I guess that’s not all it took. These songs themselves are very strong - “All Sinners” is absolutely beautiful, as well as dipping more strongly than most into the record’s religious themes, “Natural Disaster” is a sublime epic of a tune, and “Bible Belt” is gentle and flowing in the best way, to name just a few highlights. Not to mention the centerpiece and title track here, which is to my ears the best song Morby’s ever penned - a sprawling, country-tinged meditation that I never want to end. All told, there are thirteen songs here, and any of them would be highlights on any of Morby’s other records released in the last decade.

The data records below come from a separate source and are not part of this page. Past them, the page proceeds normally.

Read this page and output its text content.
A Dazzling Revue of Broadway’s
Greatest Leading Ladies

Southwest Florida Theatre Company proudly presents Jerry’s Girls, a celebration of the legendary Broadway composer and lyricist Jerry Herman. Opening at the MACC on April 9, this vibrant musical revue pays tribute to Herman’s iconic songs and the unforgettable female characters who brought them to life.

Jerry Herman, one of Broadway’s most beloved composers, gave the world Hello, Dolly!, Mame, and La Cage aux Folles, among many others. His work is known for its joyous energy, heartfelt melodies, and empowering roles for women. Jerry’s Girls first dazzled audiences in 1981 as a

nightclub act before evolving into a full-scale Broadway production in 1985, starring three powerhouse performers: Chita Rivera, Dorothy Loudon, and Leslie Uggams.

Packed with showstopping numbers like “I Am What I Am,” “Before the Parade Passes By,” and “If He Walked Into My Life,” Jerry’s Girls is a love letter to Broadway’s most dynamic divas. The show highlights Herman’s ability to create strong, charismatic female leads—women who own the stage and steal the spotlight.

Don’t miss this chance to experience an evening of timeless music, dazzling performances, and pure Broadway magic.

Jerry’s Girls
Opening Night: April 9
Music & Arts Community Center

It’s truly inspired stuff.
The album title feels like a winking twist on Tom Petty and the Heartbreakers’ Into the Great Wide Open, and if I have no proof of that theory, it does feel like a similar kind of record - comfortable, melodic, rural - even if this one is considerably more melancholic in tone. I mention that because Kevin Morby has always been a traditionalist, his music clearly inspired by the folk and heartland rock greats of the past. This isn’t really any less true here, but the results are more confident, more layered, more transcendent than ever before. Little Wide Open is the first time I’d feel comfortable putting a Morby album alongside the best of one of his idols, but this time around, man does it feel right. All that’s for another day, though. For now, I’ll just say this is one of the finest records to come out in 2026, from an unlikely source. You love to see it!
8.5/10




Surprise of the year, here, for me. And one of my favorites!